Spark batch applications are executed every X hours
On each execution :
A transient EMR cluster is launched
An app consumes the next Y messages from the designated Kafka topic (containing Y paths).Since each such app is consuming from Kafka is a standard way, the offsets (i.e which messages the consumer already read) are committed (and maintained) the same way as we do for any other Kafka consumer
Then the app reads those Y paths from RDR and processes them
Once done, the EMR cluster is terminated
Applications are now batch rather than streaming
We no longer use Spark Streaming-Kafka integration, but rather Kafka API (from the driver) to read the files’ paths from the designated Kafka topic
Once we got the paths from Kafka, we use the “regular” batch method of reading files, i.e spark.read.parquet
After processing has ended, offsets of the messages we read are committed (as we’d do for any Kafka consumer)
We now use Airflow (the de facto standard in the industry) to schedule and monitor our batch jobs
All this obviously is not meant to be used by apps that require actual real time (say milliseconds)
EMR clusters are now transient, so the cluster is terminated as soon as the batch job has finished - no more idle clusters
Cost:
Spark Streaming cluster is on 24/7, so the cost is fixed
With the new infra, the daily cost varies based on the amount of data we processed that day
Initially replaced standalone Java with Spark & Scala
Solved the scale-related issues but not the CSV-related issues
Introduced Spark Streaming & Kafka for “stateless” use-cases
Replaced CSV files with Kafka (de facto standard in the industry)
Already had Spark batch in production (Spark as a unified framework)

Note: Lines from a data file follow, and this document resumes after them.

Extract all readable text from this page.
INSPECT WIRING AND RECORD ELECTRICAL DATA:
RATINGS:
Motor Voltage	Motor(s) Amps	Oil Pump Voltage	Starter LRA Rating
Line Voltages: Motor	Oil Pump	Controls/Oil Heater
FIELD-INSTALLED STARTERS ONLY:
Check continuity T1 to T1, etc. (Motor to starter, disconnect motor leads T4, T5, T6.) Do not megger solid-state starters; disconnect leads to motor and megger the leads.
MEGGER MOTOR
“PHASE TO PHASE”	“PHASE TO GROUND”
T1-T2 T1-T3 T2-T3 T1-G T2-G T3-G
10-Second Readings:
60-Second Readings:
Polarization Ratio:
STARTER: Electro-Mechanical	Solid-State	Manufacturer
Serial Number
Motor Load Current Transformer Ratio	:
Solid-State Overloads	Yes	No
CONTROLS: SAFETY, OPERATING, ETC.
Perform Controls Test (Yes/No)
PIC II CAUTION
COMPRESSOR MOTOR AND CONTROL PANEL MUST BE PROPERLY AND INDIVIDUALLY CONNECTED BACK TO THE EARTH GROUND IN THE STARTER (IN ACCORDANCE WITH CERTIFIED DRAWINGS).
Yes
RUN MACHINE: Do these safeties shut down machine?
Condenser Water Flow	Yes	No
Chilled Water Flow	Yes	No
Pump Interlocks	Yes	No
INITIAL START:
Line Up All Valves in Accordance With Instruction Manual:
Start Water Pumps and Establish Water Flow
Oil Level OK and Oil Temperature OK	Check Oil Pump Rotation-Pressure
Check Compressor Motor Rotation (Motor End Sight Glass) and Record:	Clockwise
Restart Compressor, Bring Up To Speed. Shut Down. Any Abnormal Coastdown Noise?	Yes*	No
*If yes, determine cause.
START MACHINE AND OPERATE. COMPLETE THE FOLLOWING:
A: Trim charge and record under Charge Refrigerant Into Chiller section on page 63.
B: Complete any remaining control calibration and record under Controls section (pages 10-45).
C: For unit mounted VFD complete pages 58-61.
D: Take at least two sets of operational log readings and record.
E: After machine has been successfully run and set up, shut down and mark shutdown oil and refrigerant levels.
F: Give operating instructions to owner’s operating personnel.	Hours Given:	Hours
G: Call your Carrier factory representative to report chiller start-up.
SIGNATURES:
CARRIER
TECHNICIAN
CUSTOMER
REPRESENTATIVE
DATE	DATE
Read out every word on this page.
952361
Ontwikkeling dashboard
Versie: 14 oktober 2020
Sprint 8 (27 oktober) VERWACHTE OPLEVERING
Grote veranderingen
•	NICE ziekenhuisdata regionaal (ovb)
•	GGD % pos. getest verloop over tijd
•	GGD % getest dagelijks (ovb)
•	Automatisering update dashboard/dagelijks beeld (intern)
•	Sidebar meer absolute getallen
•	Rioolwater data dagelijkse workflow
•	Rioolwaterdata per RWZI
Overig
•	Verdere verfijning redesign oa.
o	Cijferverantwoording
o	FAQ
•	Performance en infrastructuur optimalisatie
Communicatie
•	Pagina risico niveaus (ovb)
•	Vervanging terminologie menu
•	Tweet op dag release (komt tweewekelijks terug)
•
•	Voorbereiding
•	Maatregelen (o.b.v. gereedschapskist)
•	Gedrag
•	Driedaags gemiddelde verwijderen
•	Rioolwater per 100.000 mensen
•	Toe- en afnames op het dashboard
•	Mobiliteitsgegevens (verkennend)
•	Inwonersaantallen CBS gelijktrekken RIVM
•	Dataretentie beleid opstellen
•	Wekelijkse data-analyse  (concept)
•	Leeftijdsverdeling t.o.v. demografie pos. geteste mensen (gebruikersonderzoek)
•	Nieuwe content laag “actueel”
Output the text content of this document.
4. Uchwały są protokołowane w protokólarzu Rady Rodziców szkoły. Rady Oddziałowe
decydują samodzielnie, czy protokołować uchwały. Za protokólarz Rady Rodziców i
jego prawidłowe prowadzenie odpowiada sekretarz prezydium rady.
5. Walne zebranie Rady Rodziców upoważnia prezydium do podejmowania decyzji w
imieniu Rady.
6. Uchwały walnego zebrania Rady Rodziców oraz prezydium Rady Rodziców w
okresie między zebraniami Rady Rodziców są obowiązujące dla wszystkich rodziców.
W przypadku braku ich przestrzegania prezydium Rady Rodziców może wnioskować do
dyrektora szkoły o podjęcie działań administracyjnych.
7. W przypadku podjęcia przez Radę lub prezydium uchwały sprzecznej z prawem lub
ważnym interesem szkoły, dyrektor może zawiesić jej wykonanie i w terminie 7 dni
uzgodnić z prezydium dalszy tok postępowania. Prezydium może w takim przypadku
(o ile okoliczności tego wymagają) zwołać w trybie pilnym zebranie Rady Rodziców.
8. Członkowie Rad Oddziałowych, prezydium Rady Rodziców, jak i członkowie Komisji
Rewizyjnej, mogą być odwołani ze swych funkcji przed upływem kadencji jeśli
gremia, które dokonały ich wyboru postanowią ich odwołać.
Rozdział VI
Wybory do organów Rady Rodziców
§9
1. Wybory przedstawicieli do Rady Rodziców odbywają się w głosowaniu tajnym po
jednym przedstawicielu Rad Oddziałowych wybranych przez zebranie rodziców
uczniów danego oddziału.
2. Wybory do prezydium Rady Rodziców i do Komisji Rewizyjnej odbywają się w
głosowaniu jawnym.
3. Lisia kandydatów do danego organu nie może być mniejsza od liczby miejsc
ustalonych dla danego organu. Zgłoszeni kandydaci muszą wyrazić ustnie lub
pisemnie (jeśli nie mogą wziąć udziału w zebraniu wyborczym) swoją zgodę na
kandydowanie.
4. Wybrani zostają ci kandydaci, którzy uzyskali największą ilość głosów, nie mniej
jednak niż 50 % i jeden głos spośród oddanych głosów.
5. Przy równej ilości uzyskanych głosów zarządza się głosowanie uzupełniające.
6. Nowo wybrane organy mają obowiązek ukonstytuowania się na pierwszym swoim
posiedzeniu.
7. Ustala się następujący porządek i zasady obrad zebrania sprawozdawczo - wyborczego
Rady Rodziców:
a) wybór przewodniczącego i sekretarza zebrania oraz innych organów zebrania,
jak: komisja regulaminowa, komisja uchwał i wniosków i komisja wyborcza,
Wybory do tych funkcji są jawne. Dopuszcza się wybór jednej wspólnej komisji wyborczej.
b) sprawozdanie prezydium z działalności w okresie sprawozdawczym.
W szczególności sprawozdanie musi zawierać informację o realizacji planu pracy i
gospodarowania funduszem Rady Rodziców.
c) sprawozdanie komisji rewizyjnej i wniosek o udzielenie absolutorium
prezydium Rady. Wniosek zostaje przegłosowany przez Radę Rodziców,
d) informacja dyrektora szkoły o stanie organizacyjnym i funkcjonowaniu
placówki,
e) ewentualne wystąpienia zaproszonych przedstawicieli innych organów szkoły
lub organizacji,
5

Tried Spark Streaming for stateleful use-cases (via “local” aggregations)
Not the optimal solution
Moved to Structured Streaming (for all use-cases)
Pros include :
Enables running continuous, incremental processes
Built on Spark SQL
Cons include :
Maturity
Inability to perform multiple actions on the exact same Dataset
Went back to Spark Streaming
Aggregations are done per micro-batch (in Spark) and daily (in Druid)
Still not perfect
Performance penalty in Kafka for long micro-batches
Concurrency issue with Kafka 0.10 consumer in Spark
Under-utilized Spark clusters
Introduced “streaming” over our Data Lake
Spark Streaming apps (A.K.A “RDR loaders”) write files to S3 and paths to Kafka
Spark batch apps read S3 paths from Kafka (and the actual files from S3)
Transient EMR clusters
Airflow for scheduling and monitoring
Pros :
Eliminated the performance penalty we had in Kafka
Spark clusters are much better utilized = $$$ saved
“The key idea in Structured Streaming is to treat a live data stream as a table that is being continuously appended… You will express your streaming computation as standard batch-like query as on a static table, and Spark runs it as an incremental query on the unbounded input table”
“A query on the input will generate the “Result Table”. Every trigger interval (say, every 1 second), new rows get appended to the Input Table, which eventually updates the Result Table. Whenever the result table gets updated, we would want to write the changed result rows to an external sink.”